When Fred got home, he found Maria sprawled on her belly in their bedroom. He tiptoed across the linoleum floor approaching her. Maria sensed this, clamped up as if on a defensive, turning to the other way to face the wall.
“Please go away.” Maria appealed softly to her beloved. Her body was completely tense and cold. She could smell his familiar scent when Fred tried to move in closer. She felt the bed bounce.
Maria has mustered enough courage and told Fred the news at the dinner table. It was a hard confession but it was the truth. She couldn’t bear his child. If only it had been possible, maybe things would have turned out differently. “The doctors did all that they could,” she explained. “It was already the third opinion.” She’s thirty-six.
Fred helped out with the dishes. They both had a cigarette and a drink in silence, after which, she went into the bathroom but did not come back for a good period of time.
The next day she spent the entire morning in the sun as she did the entire summer by the pool. Betsy and Jackie told her that she could still be happy regardless. Maria’s heart scowled at them. She wanted to scream. She wanted to disintegrate.
She was driving just after sundown. It was already dark but the tufts of her scarf stood out in the glare of the dashboard. The Coke next to her was bland with the melting ice in it. She knew the time, but the destination was unclear to her. Regardless, the steering wheel had been kind enough to indulge her indecisions. There was the moon in the open sky. If she and Fred were to triangulate, they’d be able to find themselves on the moon, she figured. He was probably staring at it too, this she had hoped. Just imagine, forgetting grief. She told herself. But it is just an idea to help cope with a weeping heart. It wasn’t a cure or the antidote that Maria was looking for at the moment. It was an illusion for a fanatic, nothing more. A fog machine. Solid carbon dioxide.

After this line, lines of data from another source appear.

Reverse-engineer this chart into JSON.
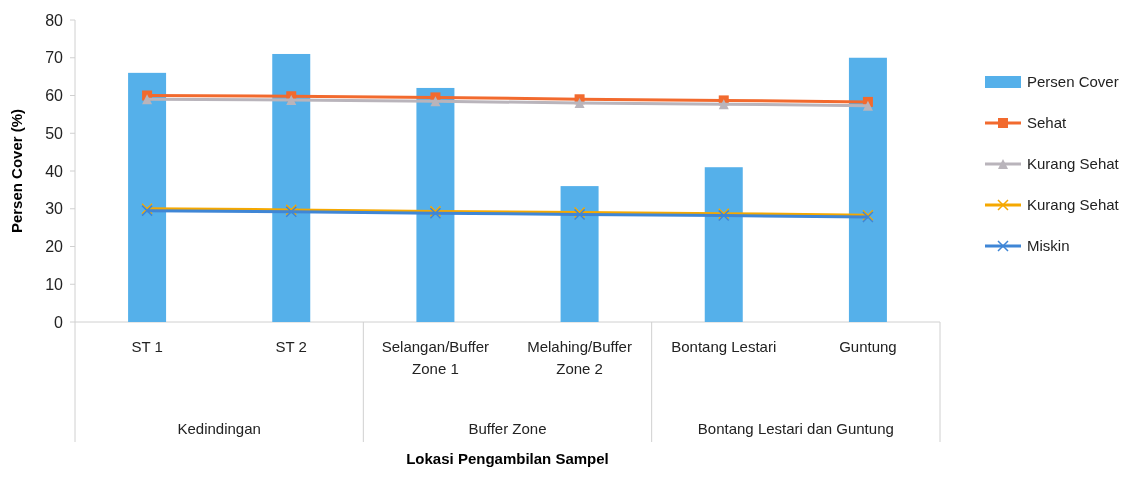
{
  "chart_data": {
    "type": "bar",
    "xlabel": "Lokasi Pengambilan Sampel",
    "ylabel": "Persen Cover (%)",
    "categories": [
      "ST 1",
      "ST 2",
      "Selangan/Buffer Zone 1",
      "Melahing/Buffer Zone 2",
      "Bontang Lestari",
      "Guntung"
    ],
    "annotations": [
      "Kedindingan",
      "Buffer Zone",
      "Bontang Lestari dan Guntung"
    ],
    "series": [
      {
        "name": "Persen Cover",
        "color": "#55b0ea",
        "values": [
          66,
          71,
          62,
          36,
          41,
          70
        ]
      },
      {
        "name": "Sehat",
        "type": "line",
        "color": "#f26a2e",
        "marker": "square",
        "values": [
          60,
          59.8,
          59.5,
          59,
          58.7,
          58.3
        ]
      },
      {
        "name": "Kurang Sehat",
        "type": "line",
        "color": "#b9b4bb",
        "marker": "triangle",
        "values": [
          59,
          58.8,
          58.5,
          58,
          57.7,
          57.3
        ]
      },
      {
        "name": "Kurang Sehat",
        "type": "line",
        "color": "#f5a800",
        "marker": "cross",
        "values": [
          30,
          29.7,
          29.3,
          29,
          28.7,
          28.3
        ]
      },
      {
        "name": "Miskin",
        "type": "line",
        "color": "#3f86d6",
        "marker": "cross",
        "values": [
          29.5,
          29.2,
          28.8,
          28.5,
          28.2,
          27.8
        ]
      }
    ],
    "ylim": [
      0,
      80
    ],
    "yticks": [
      0,
      10,
      20,
      30,
      40,
      50,
      60,
      70,
      80
    ],
    "grid": false,
    "legend": "right"
  }
}
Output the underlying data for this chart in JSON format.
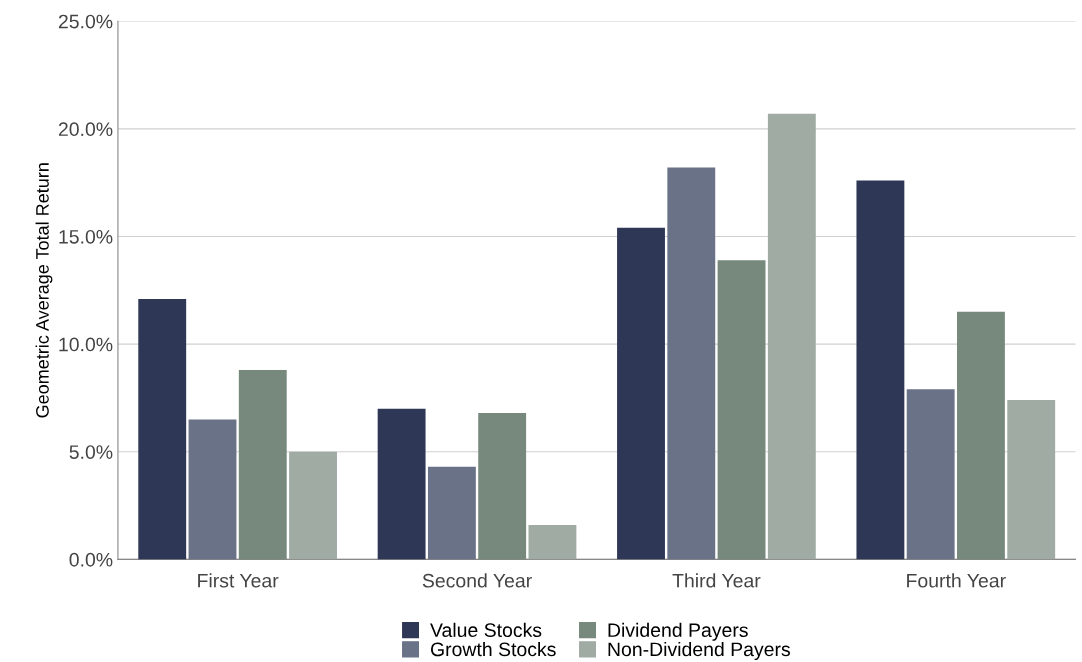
{
  "chart_data": {
    "type": "bar",
    "ylabel": "Geometric Average Total Return",
    "categories": [
      "First Year",
      "Second Year",
      "Third Year",
      "Fourth Year"
    ],
    "series": [
      {
        "name": "Value Stocks",
        "color": "#2e3856",
        "values": [
          12.1,
          7.0,
          15.4,
          17.6
        ]
      },
      {
        "name": "Growth Stocks",
        "color": "#6a7288",
        "values": [
          6.5,
          4.3,
          18.2,
          7.9
        ]
      },
      {
        "name": "Dividend Payers",
        "color": "#77897d",
        "values": [
          8.8,
          6.8,
          13.9,
          11.5
        ]
      },
      {
        "name": "Non-Dividend Payers",
        "color": "#a0aba4",
        "values": [
          5.0,
          1.6,
          20.7,
          7.4
        ]
      }
    ],
    "ylim": [
      0,
      25
    ],
    "yticks": [
      {
        "value": 0,
        "label": "0.0%"
      },
      {
        "value": 5,
        "label": "5.0%"
      },
      {
        "value": 10,
        "label": "10.0%"
      },
      {
        "value": 15,
        "label": "15.0%"
      },
      {
        "value": 20,
        "label": "20.0%"
      },
      {
        "value": 25,
        "label": "25.0%"
      }
    ],
    "grid": "y",
    "legend": "bottom"
  }
}
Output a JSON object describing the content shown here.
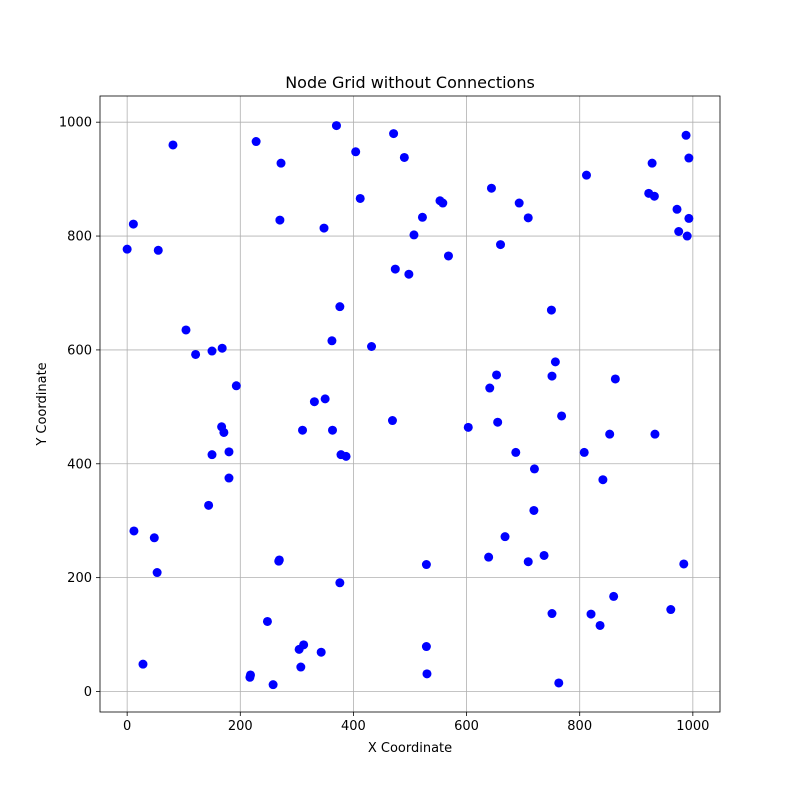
{
  "chart_data": {
    "type": "scatter",
    "title": "Node Grid without Connections",
    "xlabel": "X Coordinate",
    "ylabel": "Y Coordinate",
    "xlim": [
      -48,
      1048
    ],
    "ylim": [
      -36,
      1046
    ],
    "xticks": [
      0,
      200,
      400,
      600,
      800,
      1000
    ],
    "yticks": [
      0,
      200,
      400,
      600,
      800,
      1000
    ],
    "grid": true,
    "marker_color": "#0000ff",
    "series": [
      {
        "points": [
          [
            228,
            966
          ],
          [
            370,
            994
          ],
          [
            471,
            980
          ],
          [
            81,
            960
          ],
          [
            272,
            928
          ],
          [
            404,
            948
          ],
          [
            490,
            938
          ],
          [
            11,
            821
          ],
          [
            0,
            777
          ],
          [
            55,
            775
          ],
          [
            270,
            828
          ],
          [
            348,
            814
          ],
          [
            412,
            866
          ],
          [
            522,
            833
          ],
          [
            507,
            802
          ],
          [
            553,
            862
          ],
          [
            558,
            858
          ],
          [
            568,
            765
          ],
          [
            474,
            742
          ],
          [
            498,
            733
          ],
          [
            644,
            884
          ],
          [
            693,
            858
          ],
          [
            709,
            832
          ],
          [
            660,
            785
          ],
          [
            812,
            907
          ],
          [
            922,
            875
          ],
          [
            928,
            928
          ],
          [
            932,
            870
          ],
          [
            972,
            847
          ],
          [
            975,
            808
          ],
          [
            988,
            977
          ],
          [
            993,
            937
          ],
          [
            993,
            831
          ],
          [
            990,
            800
          ],
          [
            104,
            635
          ],
          [
            121,
            592
          ],
          [
            150,
            598
          ],
          [
            168,
            603
          ],
          [
            376,
            676
          ],
          [
            362,
            616
          ],
          [
            432,
            606
          ],
          [
            750,
            670
          ],
          [
            757,
            579
          ],
          [
            751,
            554
          ],
          [
            863,
            549
          ],
          [
            653,
            556
          ],
          [
            641,
            533
          ],
          [
            193,
            537
          ],
          [
            167,
            465
          ],
          [
            171,
            455
          ],
          [
            150,
            416
          ],
          [
            180,
            421
          ],
          [
            180,
            375
          ],
          [
            144,
            327
          ],
          [
            310,
            459
          ],
          [
            331,
            509
          ],
          [
            350,
            514
          ],
          [
            363,
            459
          ],
          [
            378,
            416
          ],
          [
            387,
            413
          ],
          [
            469,
            476
          ],
          [
            603,
            464
          ],
          [
            655,
            473
          ],
          [
            687,
            420
          ],
          [
            720,
            391
          ],
          [
            768,
            484
          ],
          [
            808,
            420
          ],
          [
            853,
            452
          ],
          [
            933,
            452
          ],
          [
            841,
            372
          ],
          [
            12,
            282
          ],
          [
            48,
            270
          ],
          [
            53,
            209
          ],
          [
            269,
            231
          ],
          [
            268,
            229
          ],
          [
            376,
            191
          ],
          [
            529,
            223
          ],
          [
            639,
            236
          ],
          [
            668,
            272
          ],
          [
            719,
            318
          ],
          [
            737,
            239
          ],
          [
            709,
            228
          ],
          [
            28,
            48
          ],
          [
            248,
            123
          ],
          [
            218,
            29
          ],
          [
            217,
            25
          ],
          [
            258,
            12
          ],
          [
            304,
            74
          ],
          [
            312,
            82
          ],
          [
            307,
            43
          ],
          [
            343,
            69
          ],
          [
            529,
            79
          ],
          [
            530,
            31
          ],
          [
            751,
            137
          ],
          [
            763,
            15
          ],
          [
            820,
            136
          ],
          [
            836,
            116
          ],
          [
            860,
            167
          ],
          [
            961,
            144
          ],
          [
            984,
            224
          ]
        ]
      }
    ]
  }
}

Maria stopped by a store to rent a movie. She wanted to be River Phoenix and Keanu when they rode that canary-yellow Norton bike. She wanted to let her hair loose and just drive that motorcycle far away, getting lost. But she was tired and it was getting late. And it just won’t feel the same.
In the dead of the night, instead, she threaded what could have been a scenic road to Infanta in the morning. She drove on until the humming of the car engine had finally caught up with her and pounced her heavy heart.
It was a beautiful night under the stars. And what soon remained, finally, was the fading screech of the tires on the pavement and the deafening punctuation she had decided to write down, when she took a quick turn, ramming a steel barrier.
She had sent what remained of her sorrow into the deep enclosures of the quiet.
And as this moment stretches on infinitely in her head, during the fall, Maria played a memory again and again, until she could no longer:
When Fred and Maria walked up the hillside to the direction of the wind. When the tamarind trees were dark in the sun and there were tall grasses swaying around the pathway where they trekked. When Maria went along with it, even though she knew that her place had always been near the water. When her skin longed for the chlorine of her backyard pool. When there were about six or seven patches of grey clouds above them. When they touched lips for the first time.